Não sei muito bem por que razão o tradutor e prefaciador de Almas Mortas, na belíssima edição da Estampa, sentiria necessidade de tratar Gogol como um escritor menor na literatura russa. Nem sei porque lhe há-de parecer que Almas Mortas é, unicamente, o nascer do sol, sem o qual, concede-se, o sol não poderia atingir o zénite [Tolstoi, Dostoievski].
Mais do que um dos iniciadores do realismo [com as suas descrições de personagens cujas interacções, entre si e com o mundo histórico e cultural a que pertencem, reconstitui, com tanta força, aquela Rússia do século XIX, feudal, burocrática, militar e religiosa], o que me interessa em Gogol é a sua veia satírica, um humor ferino, um talento para a caricatura. Se faz sentido defini-la assim, trata-se de uma "caricatura realista": porque imagino uma Rússia em que aquelas personagens grotescas fossem perfeitamente possíveis, com as suas "grandes pencas", a sua velhice assexuada, uma avareza extrema ou uma generosidade tonta, as suas cerimónias, os seus intróitos, os seus salamaleques, os infindáveis percursos da burocracia e a sempiterna marca militar, em pinturas de guerra, ou de grandes generais russos, decorando as paredes.

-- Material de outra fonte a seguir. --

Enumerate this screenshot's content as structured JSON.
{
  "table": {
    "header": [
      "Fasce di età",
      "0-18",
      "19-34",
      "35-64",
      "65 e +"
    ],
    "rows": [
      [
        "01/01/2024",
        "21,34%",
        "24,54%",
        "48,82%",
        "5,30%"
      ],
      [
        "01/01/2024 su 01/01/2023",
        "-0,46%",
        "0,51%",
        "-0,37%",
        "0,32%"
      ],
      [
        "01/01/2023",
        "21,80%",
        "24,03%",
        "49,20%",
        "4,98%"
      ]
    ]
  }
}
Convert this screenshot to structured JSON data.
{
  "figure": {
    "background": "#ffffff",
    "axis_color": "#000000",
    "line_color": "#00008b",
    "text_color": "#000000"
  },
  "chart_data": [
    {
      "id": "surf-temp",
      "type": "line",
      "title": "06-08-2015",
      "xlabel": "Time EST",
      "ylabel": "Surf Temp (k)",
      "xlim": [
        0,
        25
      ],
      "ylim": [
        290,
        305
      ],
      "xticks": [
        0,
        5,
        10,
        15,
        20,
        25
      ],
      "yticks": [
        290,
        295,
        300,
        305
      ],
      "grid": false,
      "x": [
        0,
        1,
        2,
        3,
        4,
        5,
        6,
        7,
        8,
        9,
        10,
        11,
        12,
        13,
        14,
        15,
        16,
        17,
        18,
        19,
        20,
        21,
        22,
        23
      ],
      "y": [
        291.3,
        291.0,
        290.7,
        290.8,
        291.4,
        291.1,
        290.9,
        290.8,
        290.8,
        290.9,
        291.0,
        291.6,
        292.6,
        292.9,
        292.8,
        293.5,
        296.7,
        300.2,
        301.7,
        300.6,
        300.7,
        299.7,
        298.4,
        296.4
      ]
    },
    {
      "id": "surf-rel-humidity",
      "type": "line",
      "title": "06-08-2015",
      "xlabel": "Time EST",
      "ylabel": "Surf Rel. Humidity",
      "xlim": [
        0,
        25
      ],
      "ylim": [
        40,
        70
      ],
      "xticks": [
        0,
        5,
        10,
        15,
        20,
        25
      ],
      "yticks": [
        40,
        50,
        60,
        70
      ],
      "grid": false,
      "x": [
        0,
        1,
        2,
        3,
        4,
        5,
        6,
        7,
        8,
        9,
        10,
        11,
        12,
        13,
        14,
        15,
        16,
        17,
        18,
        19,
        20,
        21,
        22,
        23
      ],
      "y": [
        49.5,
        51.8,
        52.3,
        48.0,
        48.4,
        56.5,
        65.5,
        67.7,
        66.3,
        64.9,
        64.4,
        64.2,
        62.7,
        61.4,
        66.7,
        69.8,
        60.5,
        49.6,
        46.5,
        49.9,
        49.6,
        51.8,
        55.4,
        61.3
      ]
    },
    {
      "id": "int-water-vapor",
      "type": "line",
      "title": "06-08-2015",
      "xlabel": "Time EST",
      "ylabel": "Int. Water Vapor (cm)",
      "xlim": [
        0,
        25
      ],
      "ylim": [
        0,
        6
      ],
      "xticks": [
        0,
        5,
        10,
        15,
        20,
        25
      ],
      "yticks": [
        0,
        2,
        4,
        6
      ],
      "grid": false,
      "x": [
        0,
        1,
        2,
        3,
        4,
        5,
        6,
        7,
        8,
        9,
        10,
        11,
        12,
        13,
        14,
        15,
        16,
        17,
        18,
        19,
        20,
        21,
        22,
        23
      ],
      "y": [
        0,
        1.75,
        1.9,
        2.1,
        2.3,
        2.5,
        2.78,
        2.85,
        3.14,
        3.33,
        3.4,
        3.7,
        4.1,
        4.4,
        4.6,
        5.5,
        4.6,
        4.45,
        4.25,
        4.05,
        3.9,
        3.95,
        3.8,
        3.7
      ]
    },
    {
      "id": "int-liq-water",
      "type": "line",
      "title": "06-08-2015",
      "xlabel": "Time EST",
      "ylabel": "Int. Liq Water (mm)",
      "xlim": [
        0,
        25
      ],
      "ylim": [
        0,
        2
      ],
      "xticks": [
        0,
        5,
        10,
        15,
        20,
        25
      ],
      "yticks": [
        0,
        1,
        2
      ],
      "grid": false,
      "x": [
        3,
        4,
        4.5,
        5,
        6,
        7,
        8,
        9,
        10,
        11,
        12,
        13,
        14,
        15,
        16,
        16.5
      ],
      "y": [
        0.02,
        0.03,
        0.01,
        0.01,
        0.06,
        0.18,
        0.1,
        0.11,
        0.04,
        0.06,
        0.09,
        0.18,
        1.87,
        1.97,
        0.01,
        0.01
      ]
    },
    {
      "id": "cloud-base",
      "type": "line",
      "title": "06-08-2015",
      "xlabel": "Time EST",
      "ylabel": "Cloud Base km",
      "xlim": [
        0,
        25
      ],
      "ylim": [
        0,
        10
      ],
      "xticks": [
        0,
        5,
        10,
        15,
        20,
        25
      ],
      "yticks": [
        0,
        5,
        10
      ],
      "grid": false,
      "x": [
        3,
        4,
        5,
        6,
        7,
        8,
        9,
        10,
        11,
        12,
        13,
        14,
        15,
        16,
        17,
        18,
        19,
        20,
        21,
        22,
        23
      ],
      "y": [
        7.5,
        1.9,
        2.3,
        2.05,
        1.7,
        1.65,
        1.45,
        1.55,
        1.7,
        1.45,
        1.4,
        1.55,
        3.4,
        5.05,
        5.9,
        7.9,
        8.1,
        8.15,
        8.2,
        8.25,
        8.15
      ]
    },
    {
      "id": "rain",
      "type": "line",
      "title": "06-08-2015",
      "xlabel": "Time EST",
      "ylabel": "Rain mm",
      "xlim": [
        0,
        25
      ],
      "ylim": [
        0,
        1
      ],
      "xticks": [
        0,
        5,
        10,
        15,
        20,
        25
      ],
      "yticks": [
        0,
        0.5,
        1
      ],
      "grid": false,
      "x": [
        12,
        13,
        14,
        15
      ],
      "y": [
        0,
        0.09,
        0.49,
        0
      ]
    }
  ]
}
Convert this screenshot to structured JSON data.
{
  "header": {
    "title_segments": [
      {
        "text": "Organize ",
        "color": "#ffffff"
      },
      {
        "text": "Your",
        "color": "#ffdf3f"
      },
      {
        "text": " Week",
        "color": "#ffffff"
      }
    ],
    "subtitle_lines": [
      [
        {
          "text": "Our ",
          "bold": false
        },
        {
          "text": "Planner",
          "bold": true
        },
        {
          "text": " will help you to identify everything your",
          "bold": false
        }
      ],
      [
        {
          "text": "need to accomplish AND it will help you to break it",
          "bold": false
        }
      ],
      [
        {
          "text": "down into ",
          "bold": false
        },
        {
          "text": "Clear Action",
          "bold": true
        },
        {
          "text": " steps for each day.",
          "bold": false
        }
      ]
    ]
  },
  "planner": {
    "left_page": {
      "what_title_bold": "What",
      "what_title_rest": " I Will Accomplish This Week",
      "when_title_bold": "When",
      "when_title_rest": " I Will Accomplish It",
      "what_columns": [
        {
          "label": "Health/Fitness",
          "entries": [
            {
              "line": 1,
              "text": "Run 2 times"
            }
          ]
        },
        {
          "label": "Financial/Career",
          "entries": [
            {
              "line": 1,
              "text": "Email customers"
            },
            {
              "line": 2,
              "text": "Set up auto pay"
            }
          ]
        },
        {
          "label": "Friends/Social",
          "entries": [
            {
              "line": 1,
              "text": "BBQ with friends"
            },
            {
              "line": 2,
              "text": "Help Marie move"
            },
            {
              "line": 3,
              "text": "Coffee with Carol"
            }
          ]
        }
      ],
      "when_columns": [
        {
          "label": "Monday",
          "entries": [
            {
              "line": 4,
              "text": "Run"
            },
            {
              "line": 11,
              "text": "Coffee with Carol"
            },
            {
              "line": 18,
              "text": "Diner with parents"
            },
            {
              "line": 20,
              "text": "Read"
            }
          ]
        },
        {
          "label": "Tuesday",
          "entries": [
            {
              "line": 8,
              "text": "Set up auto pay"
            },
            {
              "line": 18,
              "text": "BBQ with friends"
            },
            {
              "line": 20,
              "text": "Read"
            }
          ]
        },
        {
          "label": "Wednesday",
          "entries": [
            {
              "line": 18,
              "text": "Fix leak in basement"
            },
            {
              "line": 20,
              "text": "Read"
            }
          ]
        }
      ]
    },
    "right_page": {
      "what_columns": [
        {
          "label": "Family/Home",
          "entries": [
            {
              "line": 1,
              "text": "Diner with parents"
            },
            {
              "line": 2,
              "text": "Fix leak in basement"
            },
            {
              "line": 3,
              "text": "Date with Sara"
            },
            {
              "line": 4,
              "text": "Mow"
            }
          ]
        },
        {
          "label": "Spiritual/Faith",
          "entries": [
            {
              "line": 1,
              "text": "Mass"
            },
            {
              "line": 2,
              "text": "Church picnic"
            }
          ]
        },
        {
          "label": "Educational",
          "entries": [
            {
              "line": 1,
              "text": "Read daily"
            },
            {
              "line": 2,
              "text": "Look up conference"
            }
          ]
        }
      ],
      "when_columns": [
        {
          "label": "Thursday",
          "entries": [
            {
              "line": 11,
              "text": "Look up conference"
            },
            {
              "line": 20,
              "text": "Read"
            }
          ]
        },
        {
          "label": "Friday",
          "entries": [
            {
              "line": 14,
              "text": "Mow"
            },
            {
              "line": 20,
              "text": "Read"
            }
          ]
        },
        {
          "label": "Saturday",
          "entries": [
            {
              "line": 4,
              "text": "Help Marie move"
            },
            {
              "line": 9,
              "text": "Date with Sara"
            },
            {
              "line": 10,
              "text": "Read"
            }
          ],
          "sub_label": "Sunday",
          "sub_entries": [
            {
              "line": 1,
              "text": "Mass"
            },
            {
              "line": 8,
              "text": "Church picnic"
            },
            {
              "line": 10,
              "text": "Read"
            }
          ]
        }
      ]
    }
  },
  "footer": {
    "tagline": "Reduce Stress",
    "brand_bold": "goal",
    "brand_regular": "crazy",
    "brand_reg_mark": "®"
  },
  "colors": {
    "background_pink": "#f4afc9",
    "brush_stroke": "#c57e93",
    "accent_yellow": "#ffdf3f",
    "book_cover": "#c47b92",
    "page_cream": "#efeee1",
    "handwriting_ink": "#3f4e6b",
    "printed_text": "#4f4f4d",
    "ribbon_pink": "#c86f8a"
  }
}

É um poema (como o denomina o próprio Gogol) acerca de um homem que compra, a proprietários vizinhos, "Almas Mortas": "Almas" sendo o nome por que eram designados os servos pertencentes a cada propriedade; e os servos falecidos, isto é, as "Almas Mortas" [ainda sujeitas porém a um determinado imposto] sendo aquelas que, por alguma secreto móbil, interessam ao comprador em causa. É estranho não se perceber como este texto prefigura, brilhantemente, algumas das incursões contemporâneas por uma certa realidade cómica e sinistra, desde O Processo ou Berlin Alexanderplätz até ao surpreendente Viagem à Índia.